In contrast, an account-based fare system uses a contactless card—or a specially equipped cell phone—to identify the rider but accesses a linked checking account or credit card to pay the fare. Because the system registers both the point of entry and the point of departure (“tap on, tap off”), it charges according to the length of the trip on both bus and rail.

By using a distance-based approach, we can see the rider’s patterns and can make individual marketing decisions about the person’s use of service. This system eliminates the need for passes or other fare media and allows an agency to charge a lower fare for traveling a short distance than for a longer one. Increased awareness of the individual user’s needs—such as graduated fares for different trip lengths—could help public transit agencies adapt better to a changing transportation market.

Public transit agencies also need a mechanism to recognize passengers who have some kind of social service condition that calls for a change in fare: for example, in Salt Lake City, welfare recipients can charge their transit fares to the state’s food stamp program. If the system is going to set up an account-based fare collection program, it must make an effort to include people who have been defined by a social service agency or state to be eligible for this kind of help.

Connected Vehicles
Technology is being developed that can help avoid collisions by connecting individual motor vehicles in a specific external environment. For example, if one vehicle is moving too fast while approaching a stop sign and may not be able to stop in time, this ability to connect vehicles could inform another vehicle on the cross street of the first vehicle’s approach. Remedial actions also can be built in to avoid a likely accident.
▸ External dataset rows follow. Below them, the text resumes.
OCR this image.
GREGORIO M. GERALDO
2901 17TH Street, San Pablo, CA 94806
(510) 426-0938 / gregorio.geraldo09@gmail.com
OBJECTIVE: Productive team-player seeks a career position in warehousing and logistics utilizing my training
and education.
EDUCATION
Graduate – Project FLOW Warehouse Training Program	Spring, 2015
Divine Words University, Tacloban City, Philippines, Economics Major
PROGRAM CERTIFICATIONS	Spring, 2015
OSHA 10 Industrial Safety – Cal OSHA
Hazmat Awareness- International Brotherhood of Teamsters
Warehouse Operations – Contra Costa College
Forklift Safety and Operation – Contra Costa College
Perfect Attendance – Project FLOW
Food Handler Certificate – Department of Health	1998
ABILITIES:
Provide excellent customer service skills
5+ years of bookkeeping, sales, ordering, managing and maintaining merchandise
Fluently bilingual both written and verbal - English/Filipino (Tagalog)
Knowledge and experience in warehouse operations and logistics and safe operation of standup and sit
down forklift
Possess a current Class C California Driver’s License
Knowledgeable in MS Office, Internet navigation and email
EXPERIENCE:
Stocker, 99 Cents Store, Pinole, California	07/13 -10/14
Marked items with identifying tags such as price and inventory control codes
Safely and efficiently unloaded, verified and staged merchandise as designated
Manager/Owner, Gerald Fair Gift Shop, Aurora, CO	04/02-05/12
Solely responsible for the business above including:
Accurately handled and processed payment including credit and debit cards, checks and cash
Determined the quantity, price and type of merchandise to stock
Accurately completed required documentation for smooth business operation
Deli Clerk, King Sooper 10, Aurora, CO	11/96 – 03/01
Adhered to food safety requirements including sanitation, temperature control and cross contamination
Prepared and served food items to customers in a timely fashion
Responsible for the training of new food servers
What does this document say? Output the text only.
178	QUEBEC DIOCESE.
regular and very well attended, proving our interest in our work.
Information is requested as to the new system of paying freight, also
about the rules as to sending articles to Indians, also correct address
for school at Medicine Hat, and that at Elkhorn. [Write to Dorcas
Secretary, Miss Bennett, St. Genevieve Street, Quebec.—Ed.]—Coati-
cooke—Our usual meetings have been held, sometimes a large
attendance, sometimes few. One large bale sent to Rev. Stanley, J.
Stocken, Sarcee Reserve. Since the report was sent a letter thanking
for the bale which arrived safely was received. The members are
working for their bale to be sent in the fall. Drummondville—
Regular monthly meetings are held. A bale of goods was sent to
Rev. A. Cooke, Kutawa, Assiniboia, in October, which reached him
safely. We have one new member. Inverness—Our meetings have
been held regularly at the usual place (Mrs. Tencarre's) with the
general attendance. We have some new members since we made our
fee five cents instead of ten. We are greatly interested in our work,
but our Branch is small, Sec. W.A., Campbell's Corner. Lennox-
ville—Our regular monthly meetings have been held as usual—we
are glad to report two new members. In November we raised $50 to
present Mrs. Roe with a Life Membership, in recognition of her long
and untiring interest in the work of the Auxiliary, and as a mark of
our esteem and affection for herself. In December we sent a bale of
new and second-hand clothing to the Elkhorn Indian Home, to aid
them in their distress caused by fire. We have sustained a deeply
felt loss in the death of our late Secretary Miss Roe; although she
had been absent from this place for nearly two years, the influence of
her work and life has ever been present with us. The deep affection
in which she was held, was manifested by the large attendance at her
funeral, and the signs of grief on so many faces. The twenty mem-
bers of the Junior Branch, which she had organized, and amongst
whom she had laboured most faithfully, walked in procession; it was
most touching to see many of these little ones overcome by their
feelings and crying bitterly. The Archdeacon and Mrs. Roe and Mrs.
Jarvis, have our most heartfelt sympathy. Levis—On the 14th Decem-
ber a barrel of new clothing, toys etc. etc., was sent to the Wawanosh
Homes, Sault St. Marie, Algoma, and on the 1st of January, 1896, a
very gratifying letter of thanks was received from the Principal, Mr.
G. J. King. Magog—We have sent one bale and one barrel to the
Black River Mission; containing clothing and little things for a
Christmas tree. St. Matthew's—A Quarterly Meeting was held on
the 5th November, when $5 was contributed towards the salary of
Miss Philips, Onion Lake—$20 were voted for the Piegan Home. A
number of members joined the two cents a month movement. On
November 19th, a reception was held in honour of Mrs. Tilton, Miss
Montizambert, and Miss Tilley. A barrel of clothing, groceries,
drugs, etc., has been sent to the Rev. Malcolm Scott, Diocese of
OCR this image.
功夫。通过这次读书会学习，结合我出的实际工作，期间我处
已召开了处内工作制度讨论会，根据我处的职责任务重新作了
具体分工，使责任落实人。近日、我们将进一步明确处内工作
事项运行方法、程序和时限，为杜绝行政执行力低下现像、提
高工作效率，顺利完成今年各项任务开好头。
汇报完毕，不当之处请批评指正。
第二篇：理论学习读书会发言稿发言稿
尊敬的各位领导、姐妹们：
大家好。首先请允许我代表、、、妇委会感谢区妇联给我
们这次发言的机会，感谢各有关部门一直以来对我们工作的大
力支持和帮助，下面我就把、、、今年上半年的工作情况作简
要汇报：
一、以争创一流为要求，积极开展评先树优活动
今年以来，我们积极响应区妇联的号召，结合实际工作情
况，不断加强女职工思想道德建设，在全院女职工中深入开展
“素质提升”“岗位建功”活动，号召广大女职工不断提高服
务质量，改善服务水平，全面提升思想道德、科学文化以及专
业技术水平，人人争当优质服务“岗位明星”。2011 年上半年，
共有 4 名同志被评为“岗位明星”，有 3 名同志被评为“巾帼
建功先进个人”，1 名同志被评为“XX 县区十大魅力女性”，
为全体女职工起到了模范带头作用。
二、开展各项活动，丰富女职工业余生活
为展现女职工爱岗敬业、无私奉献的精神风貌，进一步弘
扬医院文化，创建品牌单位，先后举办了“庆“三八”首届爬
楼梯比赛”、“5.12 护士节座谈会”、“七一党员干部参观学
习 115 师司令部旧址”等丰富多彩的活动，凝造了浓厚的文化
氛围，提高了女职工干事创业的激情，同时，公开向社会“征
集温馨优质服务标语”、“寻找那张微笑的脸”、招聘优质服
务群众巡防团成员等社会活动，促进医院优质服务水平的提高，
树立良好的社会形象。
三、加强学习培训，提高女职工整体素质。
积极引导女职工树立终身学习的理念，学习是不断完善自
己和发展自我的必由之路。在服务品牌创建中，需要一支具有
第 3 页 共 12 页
While much of this technology already exists, it can only work through the creation of a large network of connected vehicles—which would also include buses.

This vehicle connection technology is comparable to the current use of traffic signal prioritization in Bus Rapid Transit (BRT). UTA operates BRT service in a single exclusive lane, which operates like single-track light rail and allows passengers to escape all road congestion and arrive 25 percent faster than traditional bus service.

UTA’s operators also have the ability to look at an in-vehicle radio screen, which we designed and developed at the agency. The screen shows if the vehicle is running late or early, not time point by time point but stop by stop. This way, the driver can adjust his or her speed to keep the vehicle on time through the entire process.

Electric Power Innovations
The internal combustion engine may still be the standard, but ultimately electric propulsion systems will take precedence. This shift depends on ways to induce an electric charge safely without exposed electrodes or other points of contact.

UTA has received a federal Transit Investments for Greenhouse Gas and Energy Reduction grant to operate electric buses across the University of Utah campus and plans to begin service in six to nine months. Recent research has led to a way to induce the charge from a coil buried in the roadway across a 10-inch gap to the vehicle, and provide sufficient power to operate a shuttle bus.

This technology will change the nature of battery-operated vehicles: for example, a vehicle that does not have to carry its fuel on the roof will be notably lighter. Future advancements in electric switching technology could lead to trolleys and trolleybuses that operate without overhead wires.

The issue is, ultimately, what’s the most efficient way to distribute power and energy to the things we need to do. We can operate a vehicle with this technology and the savings in energy costs alone will offset both the cost of installation and the cost of power itself.